Matt Rodgers reviews the fourth episode of The X-Files season 11…
At the heart of Darin Morgan’s X-Files episode ‘The Lost Art of Forehead Sweat’ is the theory of Mandela effect; fondly remembering something from the past that was just a little off. It’s a notion that could be easily attributed to not only the most recent runs of Chris Carter’s TV phenomenon, but the final few seasons of the show in its pomp.
Thankfully, it is not applicable in this case, because ‘The Lost Art of Forehead Sweat’ is up there with Morgan’s own ‘Jose Chung ‘from Other Space’ (Season 3 episode 20) as being a hilariously funny, utterly stupid, classic, yes, classic episode of The X-Files.
The forehead sweat in question belongs to Brian Huskey’s Reggie (excellent), who appears intermittently in the garage below FBI headquarters to corner Mulder or Scully, who he delightfully refers to as “Sculls”, in order to convince them that they used to be a team. That The X-Files were never just Mulder and Scully, but Mulder, Scully, and Reggie, their memory of the cases they used to investigate having been removed by ‘They’. Not the subject of the “Who are They?” question that has become a Mulder sound bite over the years, but the mysterious Dr. They.
If it all sounds bonkers, that’s because it is, in the most gloriously enjoyable fashion imaginable. An episode that begins with Duchovny decked out in a Yeti outfit because he’s been trying to get away from the madness of the world by “Squatching” is only ever going to go one way on the quality spectrum.
So we get a wonderful flashback to a young Mulder misremembering his favourite episode of The Twilight Zone, Scully reminiscing about a tri-flavoured jello mixture that doesn’t seem to exist, and best of all, a sequence in which Reggie is involved in some of the shows most iconic episodes, that will have you bent double in a fashion that only Eugene Victor Tooms could achieve.

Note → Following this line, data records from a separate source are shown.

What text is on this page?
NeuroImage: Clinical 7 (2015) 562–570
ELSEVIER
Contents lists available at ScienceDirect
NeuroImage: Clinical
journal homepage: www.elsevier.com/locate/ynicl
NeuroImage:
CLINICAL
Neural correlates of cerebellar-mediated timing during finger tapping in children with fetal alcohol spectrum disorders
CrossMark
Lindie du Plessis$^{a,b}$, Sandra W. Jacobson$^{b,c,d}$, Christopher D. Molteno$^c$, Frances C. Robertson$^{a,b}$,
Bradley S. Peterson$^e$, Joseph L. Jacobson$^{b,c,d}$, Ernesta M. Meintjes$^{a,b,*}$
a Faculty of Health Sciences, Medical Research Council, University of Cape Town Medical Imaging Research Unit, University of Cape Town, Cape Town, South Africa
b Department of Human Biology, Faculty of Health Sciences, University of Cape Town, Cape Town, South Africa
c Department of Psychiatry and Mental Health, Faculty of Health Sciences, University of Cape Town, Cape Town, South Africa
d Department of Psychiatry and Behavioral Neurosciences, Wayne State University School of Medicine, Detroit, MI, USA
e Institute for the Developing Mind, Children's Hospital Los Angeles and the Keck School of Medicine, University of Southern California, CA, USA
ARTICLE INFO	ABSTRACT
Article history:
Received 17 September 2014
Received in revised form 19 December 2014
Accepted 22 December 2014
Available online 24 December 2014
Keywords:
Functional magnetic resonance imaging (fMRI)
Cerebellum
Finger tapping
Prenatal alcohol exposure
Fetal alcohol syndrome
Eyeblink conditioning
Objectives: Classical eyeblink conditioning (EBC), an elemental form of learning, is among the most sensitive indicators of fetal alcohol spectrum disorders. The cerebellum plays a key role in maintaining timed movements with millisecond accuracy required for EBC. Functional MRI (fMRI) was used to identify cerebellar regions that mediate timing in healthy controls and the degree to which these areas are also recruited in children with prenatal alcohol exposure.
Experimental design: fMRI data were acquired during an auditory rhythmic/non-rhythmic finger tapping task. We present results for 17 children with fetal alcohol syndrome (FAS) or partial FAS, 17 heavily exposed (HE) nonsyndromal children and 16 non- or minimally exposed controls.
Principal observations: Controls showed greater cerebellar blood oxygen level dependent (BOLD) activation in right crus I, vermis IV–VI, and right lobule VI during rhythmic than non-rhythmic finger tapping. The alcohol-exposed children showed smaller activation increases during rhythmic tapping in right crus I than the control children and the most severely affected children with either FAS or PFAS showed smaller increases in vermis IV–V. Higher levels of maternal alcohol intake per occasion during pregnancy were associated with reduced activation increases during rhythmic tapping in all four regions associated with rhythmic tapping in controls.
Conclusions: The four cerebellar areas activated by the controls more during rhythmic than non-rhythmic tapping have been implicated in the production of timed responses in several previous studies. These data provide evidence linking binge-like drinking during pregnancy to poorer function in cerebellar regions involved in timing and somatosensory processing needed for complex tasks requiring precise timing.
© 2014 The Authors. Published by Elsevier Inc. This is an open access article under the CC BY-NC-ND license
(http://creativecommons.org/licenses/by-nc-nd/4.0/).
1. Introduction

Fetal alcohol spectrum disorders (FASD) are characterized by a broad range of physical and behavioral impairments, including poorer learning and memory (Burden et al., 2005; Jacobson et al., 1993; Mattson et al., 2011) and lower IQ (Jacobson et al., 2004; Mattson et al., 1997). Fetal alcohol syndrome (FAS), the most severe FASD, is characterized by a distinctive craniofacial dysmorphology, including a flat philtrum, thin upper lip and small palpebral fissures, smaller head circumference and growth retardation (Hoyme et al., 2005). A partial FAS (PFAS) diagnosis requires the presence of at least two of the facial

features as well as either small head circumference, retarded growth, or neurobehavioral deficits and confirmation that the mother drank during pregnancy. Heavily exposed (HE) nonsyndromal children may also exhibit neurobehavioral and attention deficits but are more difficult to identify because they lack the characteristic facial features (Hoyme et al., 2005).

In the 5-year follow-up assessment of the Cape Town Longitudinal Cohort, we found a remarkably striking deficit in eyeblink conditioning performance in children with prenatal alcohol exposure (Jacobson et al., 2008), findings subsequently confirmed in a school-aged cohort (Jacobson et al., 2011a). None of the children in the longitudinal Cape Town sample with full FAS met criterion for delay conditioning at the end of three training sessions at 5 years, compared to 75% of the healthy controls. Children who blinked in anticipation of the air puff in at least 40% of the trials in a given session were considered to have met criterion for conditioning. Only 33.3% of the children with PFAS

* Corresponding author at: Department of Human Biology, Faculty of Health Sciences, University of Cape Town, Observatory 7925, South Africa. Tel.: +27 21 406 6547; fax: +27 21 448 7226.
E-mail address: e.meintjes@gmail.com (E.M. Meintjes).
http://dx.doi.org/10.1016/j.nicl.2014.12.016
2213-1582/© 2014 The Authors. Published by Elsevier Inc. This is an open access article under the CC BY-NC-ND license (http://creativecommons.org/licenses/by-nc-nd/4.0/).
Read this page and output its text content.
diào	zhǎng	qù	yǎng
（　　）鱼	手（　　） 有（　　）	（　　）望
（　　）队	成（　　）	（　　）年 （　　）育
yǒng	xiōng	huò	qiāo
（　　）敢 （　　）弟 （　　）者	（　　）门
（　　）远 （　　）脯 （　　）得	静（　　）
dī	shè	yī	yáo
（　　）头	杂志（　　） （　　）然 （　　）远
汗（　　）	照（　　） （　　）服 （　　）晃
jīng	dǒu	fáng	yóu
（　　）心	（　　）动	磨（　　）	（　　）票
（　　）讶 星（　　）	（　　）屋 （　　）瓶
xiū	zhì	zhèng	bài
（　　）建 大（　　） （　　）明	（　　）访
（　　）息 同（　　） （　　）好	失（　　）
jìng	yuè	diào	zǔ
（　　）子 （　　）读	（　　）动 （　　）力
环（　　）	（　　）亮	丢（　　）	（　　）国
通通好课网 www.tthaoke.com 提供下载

Morgan doesn’t abandon the series social commentary though, which has successfully permeated this most recent iteration of the show from the off, all for the sake of silly giggles. Which means we get a great Trump inauguration gag, one of many about the current administration, and a nod towards sexism in the workplace, all in a post-modern, post conspiracy, “poco” classic episode of a series few thought could capture the magic once again.